On Monday, the commissioner of the Department of Children and Families went before lawmakers saying progress has been made.
DCF has been under federal scrutiny since 1991, stemming from the deaths of several children in their care.
They are looking to lessen standards to get rid of oversight completely.
"We wanted to reduce the number of children in care, place more children with relatives or people they know,” said Commissioner Joette Katz. “We wanted to reduce the number of children in a group setting and we wanted to reduce children out of state, and I am happy to say we have made considerable progress in all of these areas."
"We would argue lessening the standards is not a good idea for the state.
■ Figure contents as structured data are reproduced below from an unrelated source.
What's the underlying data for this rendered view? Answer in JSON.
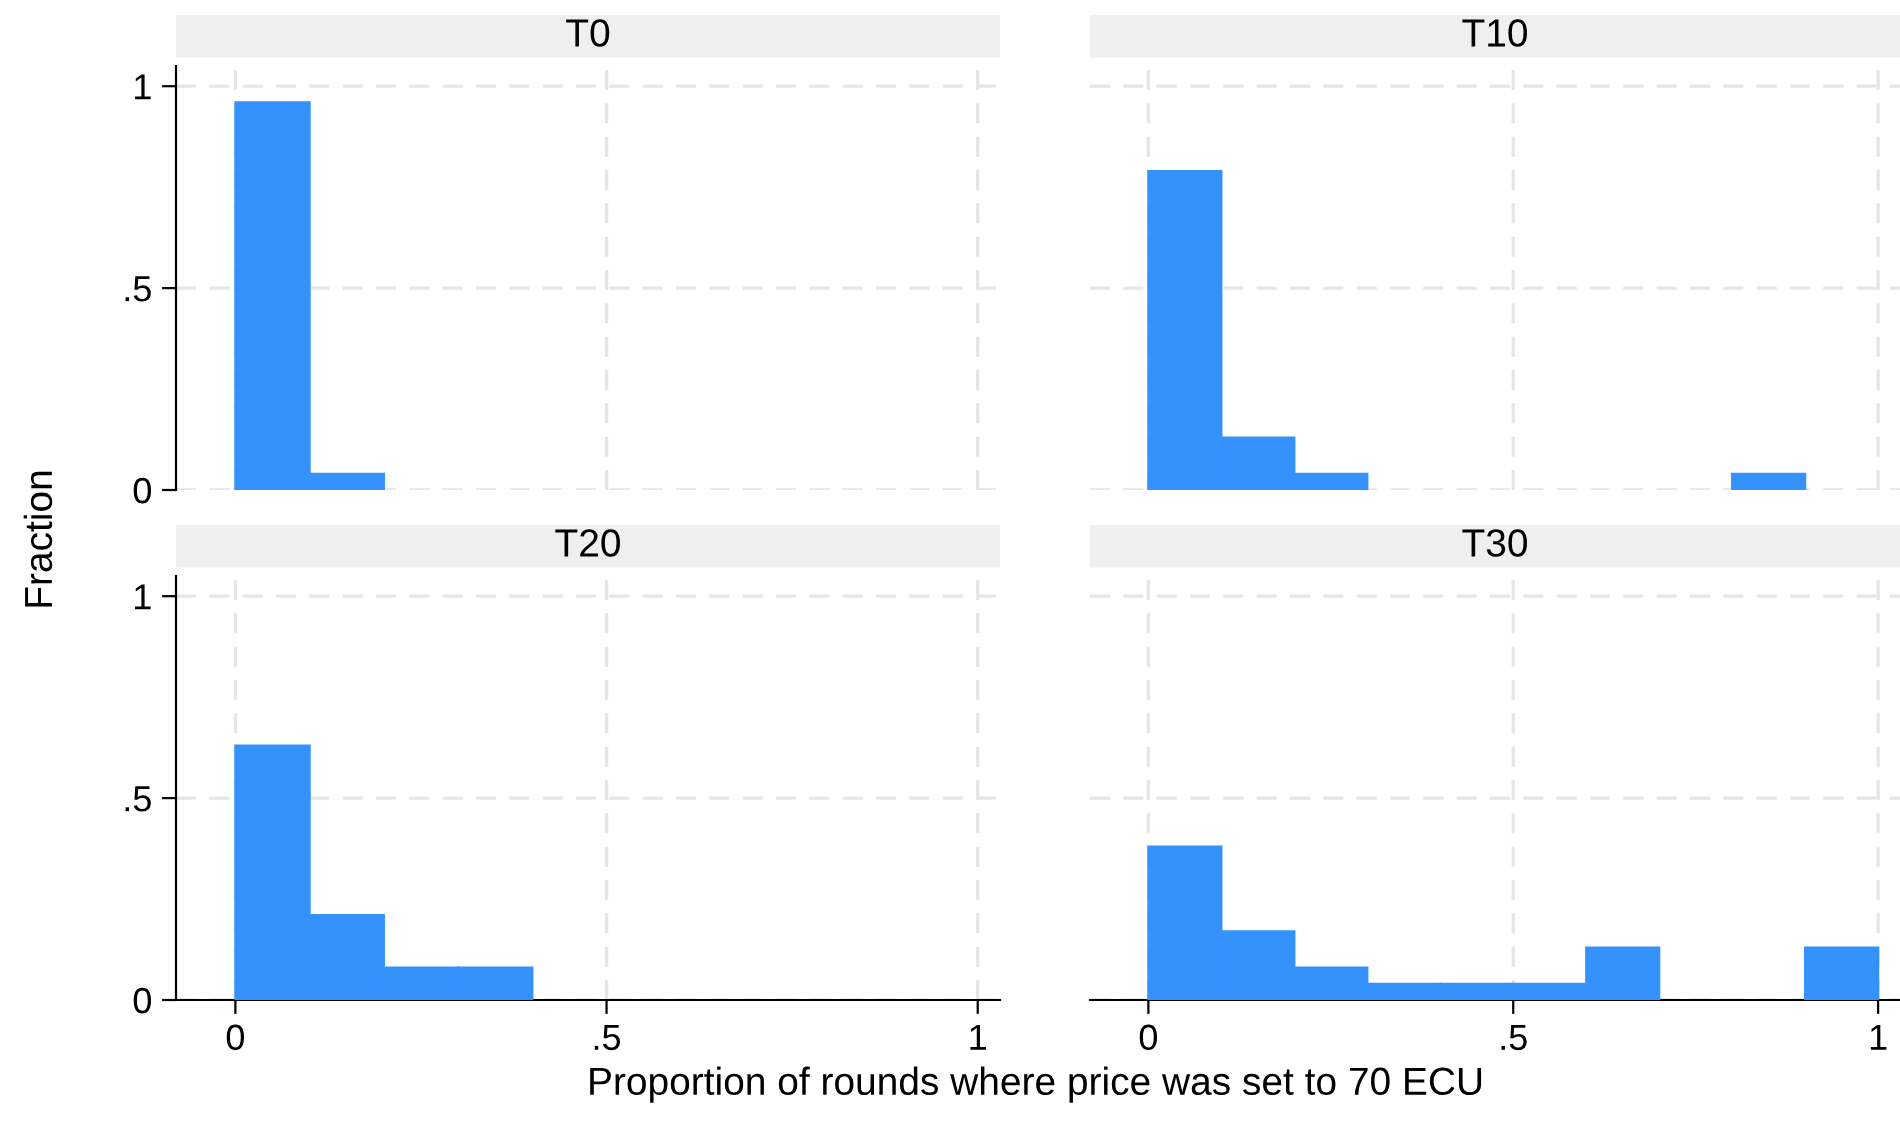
{
  "chart_data": [
    {
      "type": "histogram",
      "title": "T0",
      "ylabel": "Fraction",
      "bins": [
        0,
        0.1,
        0.2,
        0.3,
        0.4,
        0.5,
        0.6,
        0.7,
        0.8,
        0.9,
        1
      ],
      "values": [
        0.96,
        0.04,
        0,
        0,
        0,
        0,
        0,
        0,
        0,
        0
      ],
      "color": "#3592fd",
      "xlim": [
        -0.08,
        1.03
      ],
      "ylim": [
        0,
        1.05
      ],
      "xticks": [
        {
          "value": 0,
          "label": null
        },
        {
          "value": 0.5,
          "label": null
        },
        {
          "value": 1,
          "label": null
        }
      ],
      "yticks": [
        0,
        {
          "value": 0.5,
          "label": ".5"
        },
        1
      ],
      "grid": true,
      "tick_labels": "y"
    },
    {
      "type": "histogram",
      "title": "T10",
      "bins": [
        0,
        0.1,
        0.2,
        0.3,
        0.4,
        0.5,
        0.6,
        0.7,
        0.8,
        0.9,
        1
      ],
      "values": [
        0.79,
        0.13,
        0.04,
        0,
        0,
        0,
        0,
        0,
        0.04,
        0
      ],
      "color": "#3592fd",
      "xlim": [
        -0.08,
        1.03
      ],
      "ylim": [
        0,
        1.05
      ],
      "xticks": [
        {
          "value": 0,
          "label": null
        },
        {
          "value": 0.5,
          "label": null
        },
        {
          "value": 1,
          "label": null
        }
      ],
      "yticks": [
        {
          "value": 0,
          "label": null
        },
        {
          "value": 0.5,
          "label": null
        },
        {
          "value": 1,
          "label": null
        }
      ],
      "grid": true,
      "tick_labels": false
    },
    {
      "type": "histogram",
      "title": "T20",
      "bins": [
        0,
        0.1,
        0.2,
        0.3,
        0.4,
        0.5,
        0.6,
        0.7,
        0.8,
        0.9,
        1
      ],
      "values": [
        0.63,
        0.21,
        0.08,
        0.08,
        0,
        0,
        0,
        0,
        0,
        0
      ],
      "color": "#3592fd",
      "xlim": [
        -0.08,
        1.03
      ],
      "ylim": [
        0,
        1.05
      ],
      "xticks": [
        0,
        {
          "value": 0.5,
          "label": ".5"
        },
        1
      ],
      "yticks": [
        0,
        {
          "value": 0.5,
          "label": ".5"
        },
        1
      ],
      "grid": true
    },
    {
      "type": "histogram",
      "title": "T30",
      "xlabel": "Proportion of rounds where price was set to 70 ECU",
      "bins": [
        0,
        0.1,
        0.2,
        0.3,
        0.4,
        0.5,
        0.6,
        0.7,
        0.8,
        0.9,
        1
      ],
      "values": [
        0.38,
        0.17,
        0.08,
        0.04,
        0.04,
        0.04,
        0.13,
        0,
        0,
        0.13
      ],
      "color": "#3592fd",
      "xlim": [
        -0.08,
        1.03
      ],
      "ylim": [
        0,
        1.05
      ],
      "xticks": [
        0,
        {
          "value": 0.5,
          "label": ".5"
        },
        1
      ],
      "yticks": [
        {
          "value": 0,
          "label": null
        },
        {
          "value": 0.5,
          "label": null
        },
        {
          "value": 1,
          "label": null
        }
      ],
      "grid": true,
      "tick_labels": "x"
    }
  ]
}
This is not about the court, this is not about a budget, this is about kids,” said State Senator Len Fasano.
DCF gets about $800 million from the state, and GOP lawmakers said this would remove legislators from decisions regarding DCF.
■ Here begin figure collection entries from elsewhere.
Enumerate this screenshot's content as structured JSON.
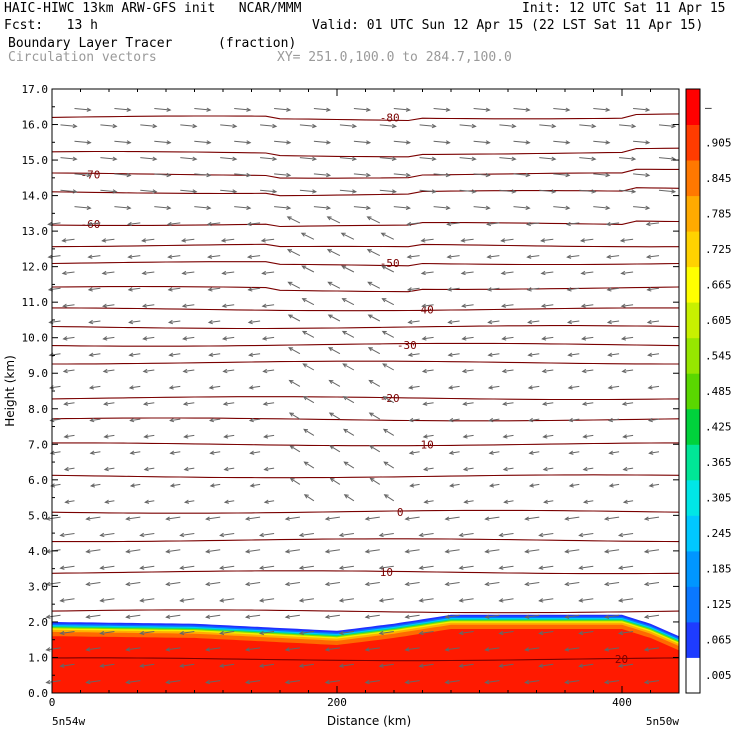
{
  "header": {
    "line1_left": "HAIC-HIWC 13km ARW-GFS init   NCAR/MMM",
    "line1_right": "Init: 12 UTC Sat 11 Apr 15",
    "line2_left": "Fcst:   13 h",
    "line2_right": "Valid: 01 UTC Sun 12 Apr 15 (22 LST Sat 11 Apr 15)",
    "line3_left": "Boundary Layer Tracer",
    "line3_mid": "(fraction)",
    "line4_left": "Circulation vectors",
    "line4_mid": "XY= 251.0,100.0 to 284.7,100.0"
  },
  "chart_data": {
    "type": "heatmap",
    "xlabel": "Distance (km)",
    "ylabel": "Height (km)",
    "xlim": [
      0,
      440
    ],
    "ylim": [
      0,
      17
    ],
    "x_ticks": [
      0,
      200,
      400
    ],
    "y_ticks": [
      "0.0",
      "1.0",
      "2.0",
      "3.0",
      "4.0",
      "5.0",
      "6.0",
      "7.0",
      "8.0",
      "9.0",
      "10.0",
      "11.0",
      "12.0",
      "13.0",
      "14.0",
      "15.0",
      "16.0",
      "17.0"
    ],
    "x_end_labels": {
      "left": "5n54w",
      "right": "5n50w"
    },
    "field": {
      "name": "Boundary Layer Tracer (fraction)",
      "description_top_km": [
        [
          0,
          2.0
        ],
        [
          100,
          1.95
        ],
        [
          200,
          1.75
        ],
        [
          240,
          1.95
        ],
        [
          280,
          2.2
        ],
        [
          360,
          2.2
        ],
        [
          400,
          2.2
        ],
        [
          420,
          1.95
        ],
        [
          440,
          1.6
        ]
      ]
    },
    "colorbar": {
      "labels": [
        ".005",
        ".065",
        ".125",
        ".185",
        ".245",
        ".305",
        ".365",
        ".425",
        ".485",
        ".545",
        ".605",
        ".665",
        ".725",
        ".785",
        ".845",
        ".905",
        "–"
      ],
      "colors": [
        "#ffffff",
        "#1e3cff",
        "#0a78ff",
        "#0096ff",
        "#00c8ff",
        "#00e6e6",
        "#00e696",
        "#00d23c",
        "#5ad700",
        "#96e600",
        "#c8f000",
        "#ffff00",
        "#ffd200",
        "#ffaa00",
        "#ff7800",
        "#ff3c00",
        "#ff0000"
      ]
    },
    "contours": [
      {
        "label": "-80",
        "height_km": 16.2
      },
      {
        "label": "",
        "height_km": 15.2
      },
      {
        "label": "-70",
        "height_km": 14.6
      },
      {
        "label": "",
        "height_km": 14.1
      },
      {
        "label": "-60",
        "height_km": 13.2
      },
      {
        "label": "",
        "height_km": 12.6
      },
      {
        "label": "-50",
        "height_km": 12.1
      },
      {
        "label": "",
        "height_km": 11.4
      },
      {
        "label": "-40",
        "height_km": 10.8
      },
      {
        "label": "",
        "height_km": 10.3
      },
      {
        "label": "-30",
        "height_km": 9.8
      },
      {
        "label": "",
        "height_km": 9.3
      },
      {
        "label": "-20",
        "height_km": 8.3
      },
      {
        "label": "",
        "height_km": 7.7
      },
      {
        "label": "-10",
        "height_km": 7.0
      },
      {
        "label": "",
        "height_km": 6.1
      },
      {
        "label": "0",
        "height_km": 5.1
      },
      {
        "label": "",
        "height_km": 4.3
      },
      {
        "label": "10",
        "height_km": 3.4
      },
      {
        "label": "",
        "height_km": 2.3
      },
      {
        "label": "20",
        "height_km": 0.95
      }
    ]
  }
}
Only five members on the Appropriations Committee support the plan. It must still go before the house and senate for a full vote.
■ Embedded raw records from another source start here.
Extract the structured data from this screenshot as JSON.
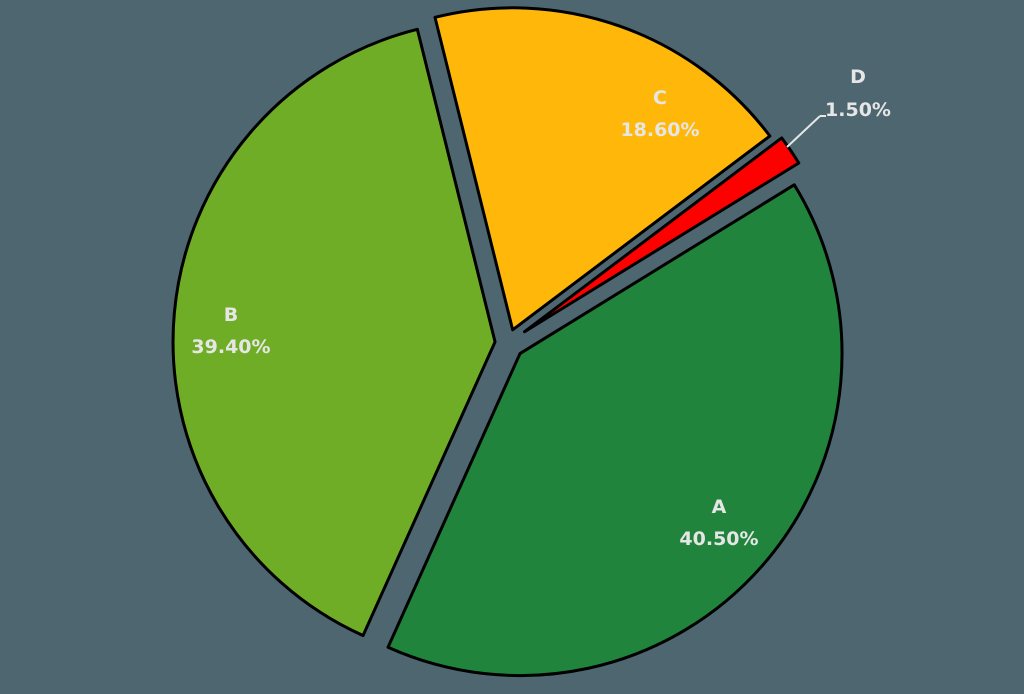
{
  "chart_data": {
    "type": "pie",
    "title": "",
    "exploded": true,
    "start_angle_deg": 58.4,
    "direction": "clockwise",
    "categories": [
      "A",
      "B",
      "C",
      "D"
    ],
    "values": [
      40.5,
      39.4,
      18.6,
      1.5
    ],
    "labels": [
      "40.50%",
      "39.40%",
      "18.60%",
      "1.50%"
    ],
    "colors": [
      "#21843c",
      "#70ad26",
      "#ffb809",
      "#ff0000"
    ],
    "legend": null,
    "background": "#4d6670",
    "label_color": "#e6e6e6"
  },
  "slices": [
    {
      "name": "A",
      "value": 40.5,
      "label": "40.50%",
      "color": "#21843c"
    },
    {
      "name": "B",
      "value": 39.4,
      "label": "39.40%",
      "color": "#70ad26"
    },
    {
      "name": "C",
      "value": 18.6,
      "label": "18.60%",
      "color": "#ffb809"
    },
    {
      "name": "D",
      "value": 1.5,
      "label": "1.50%",
      "color": "#ff0000"
    }
  ]
}
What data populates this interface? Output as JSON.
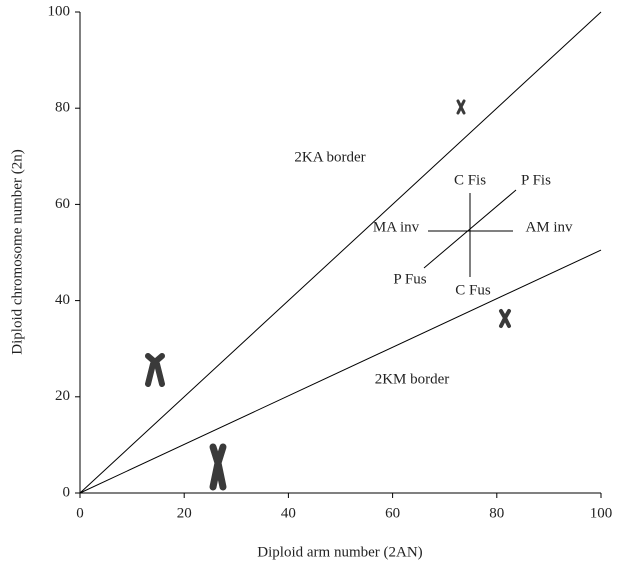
{
  "chart_data": {
    "type": "line",
    "x_label": "Diploid arm number (2AN)",
    "y_label": "Diploid chromosome number (2n)",
    "x": [
      0,
      100
    ],
    "series": [
      {
        "name": "2KA border",
        "color": "#000000",
        "values": [
          0,
          100
        ]
      },
      {
        "name": "2KM border",
        "color": "#000000",
        "values": [
          0,
          50.5
        ]
      }
    ],
    "annotations": [
      "C Fis",
      "P Fis",
      "MA inv",
      "AM inv",
      "P Fus",
      "C Fus"
    ],
    "xlim": [
      0,
      100
    ],
    "ylim": [
      0,
      100
    ],
    "xticks": [
      0,
      20,
      40,
      60,
      80,
      100
    ],
    "yticks": [
      0,
      20,
      40,
      60,
      80,
      100
    ],
    "grid": false
  }
}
On Monday, Gov. Dannel Malloy released a statement that said “Federal oversight of the Department of Children and Families has been a blight on Connecticut for over two decades. This settlement agreement has the support of the plaintiffs. It has the support of the federal court. It has the support of the Department of Children and Families. It has the support of the Attorney General. It has the support of Connecticut Voices for Children. It has the support of the Connecticut Community Nonprofit Alliance. While today’s vote is disappointing, we remain hopeful that this settlement will be approved and that Connecticut can continue making progress for its families and children.”